Diagnosing Voice Disorders
The diagnosis of voice disorders begins with the history and examination of the patient. The history is directed toward understanding:
- The potential cause of the disorder
- The overall health of the patient
- The patient’s past medical history
Treating Voice Disorders
Many voice disorders are the result of:
- Vocal behaviors, such as prolonged yelling
- Professional demands, such as public speaking, singing or teaching
- Normal aging
- Systemic disease
Voice therapy is directed toward maximizing the efficiency of vocalization through improving breath support, posture, articulation and reducing vocal demands. Vocal nodules and polyps represent two types of voice disorders that respond well to such treatments.
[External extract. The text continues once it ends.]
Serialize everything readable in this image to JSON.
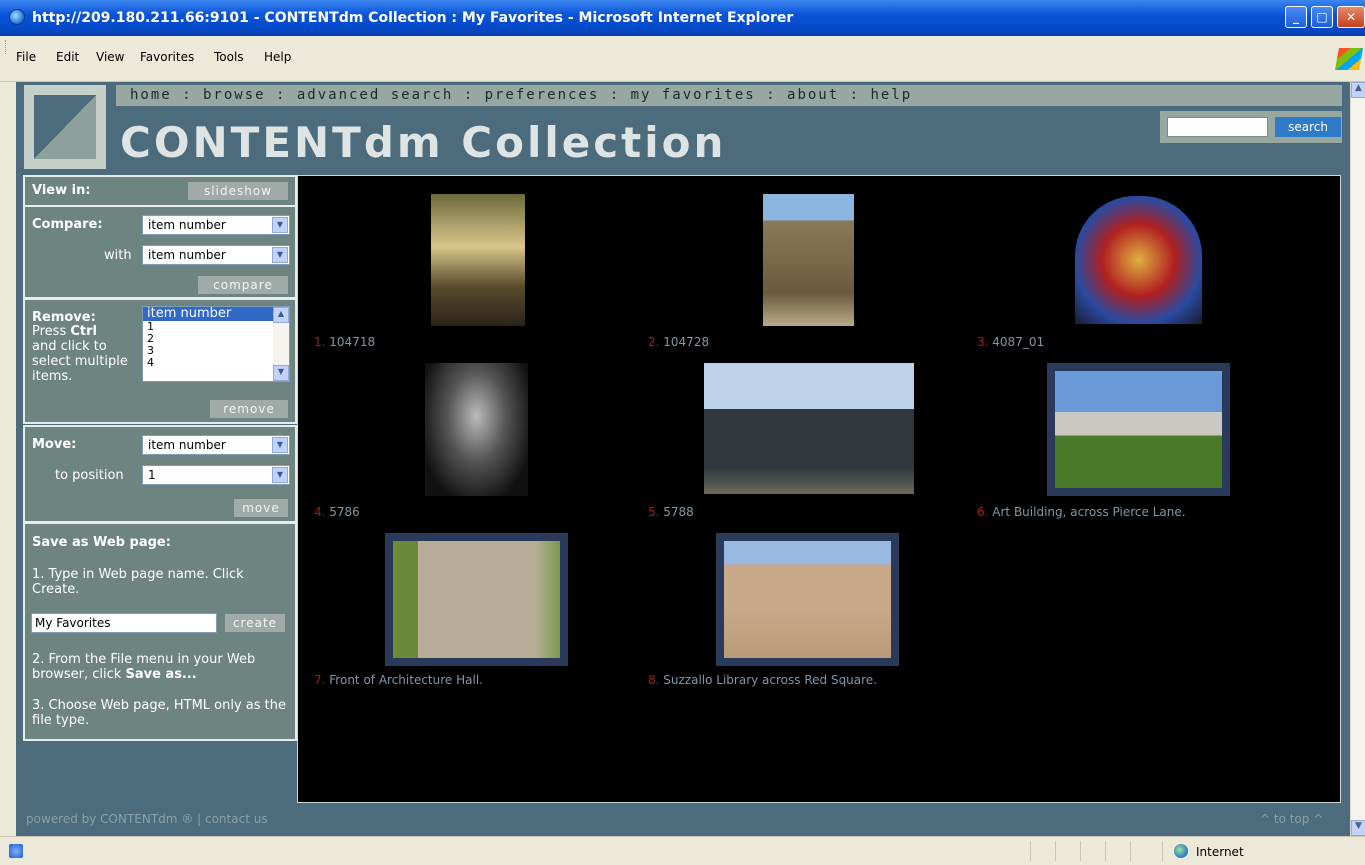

Surgery for Voice Disorders
Voice disorders that do not typically respond well to voice therapy include:
- Vocal fold paralysis
- Laryngeal benign and malignant neoplasm (tumors that are benign and non-spreading, or malignant and spreading)
- Laryngeal trauma
- Vocal fold cysts
- Vocal fold atrophy (loss of function of the small muscles inside the vocal cords so they do not vibrate against each other)
Diagnosing Swallowing Disorders
As with the evaluation of all health problems, a patient's history of illnesses and medical events can be a guide to find the cause of dysphagia. A previous stroke would suggest a neurogenic impairment, while regurgitation of undigested food is common in patients with a Zenker’s diverticulum (a hernia in the wall of the esophagus where it passes through the neck) arising at the upper esophagus.
In diagnosing a swallowing disorder, your doctor will perform a complete head and neck examination, in addition to:
- Observing the mobility and structure of the oral cavity
- Evaluating the appearance and the functioning of the pharynx and palate
- Using a flexible laryngoscope (a small fiberoptic telescope that may be passed through a nostril and in to the back of the throat to see the voice box and throat) passed through the nose in order to visualize the pharynx and larynx
In the acutely impaired patient, evaluation often begins with assessing the patient’s ability to swallow water. If the patient coughs or aspirates, further examination will be performed. Your physician may refer you to as speech-language pathologist for an instrumental swallowing examination such as a fiberoptic endoscopic examination of swallowing (FEES) or a videofluoroscopic swallow study (VFSS). FEES involves using a flexible fiberoptic scope passed through the nostril to view the act of swallowing in real time. A VFSS, also known as a modified barium swallow study, is performed in coordination with a radiologist. The patient is asked to drink and eat various textures of foods and liquids while a radiographic movie records the swallow.
Laryngoscopy permits visualization of the larynx using either flexible endoscopes passed through the nose or rigid endoscopes placed in the mouth above the larynx. Coupling a laryngoscope to a camera, or placing a video chip within the endoscope, permits the laryngeal image to be captured and video recorded.
Detailed analysis of the anatomy and movement of the vocal folds is provided by tracking the voice frequency and strobing light at this frequency through the endoscope. Laryngeal stroboscopy is best likened to the effect of flash strobes seen in light shows to provide the illusion that motion is slowed or frozen.
Treating Swallowing Disorders
Rehabilitation therapy requires the trust and understanding of the patient with the therapist. Goals are established with the patient and are based on the patient’s motivation and ability to participate while considering the nature and severity of the swallowing problem. The observations of the instrumental studies are used to determine maneuvers or strategies that promote successful swallowing. Therapy includes a variety of exercises that are designed to strengthen the tongue and throat muscles and to help protect the airway during swallowing.
Surgery for Swallowing Disorders
Surgical interventions are appropriate for strictures, diverticulum (outpouchings that food can get stuck in) of the digestive tract, removal of tumors and mechanical obstructions. Over the last decade, many of these operations have evolved from open procedures to less invasive transoral (performed through the mouth) operations using endoscopes or microscopes.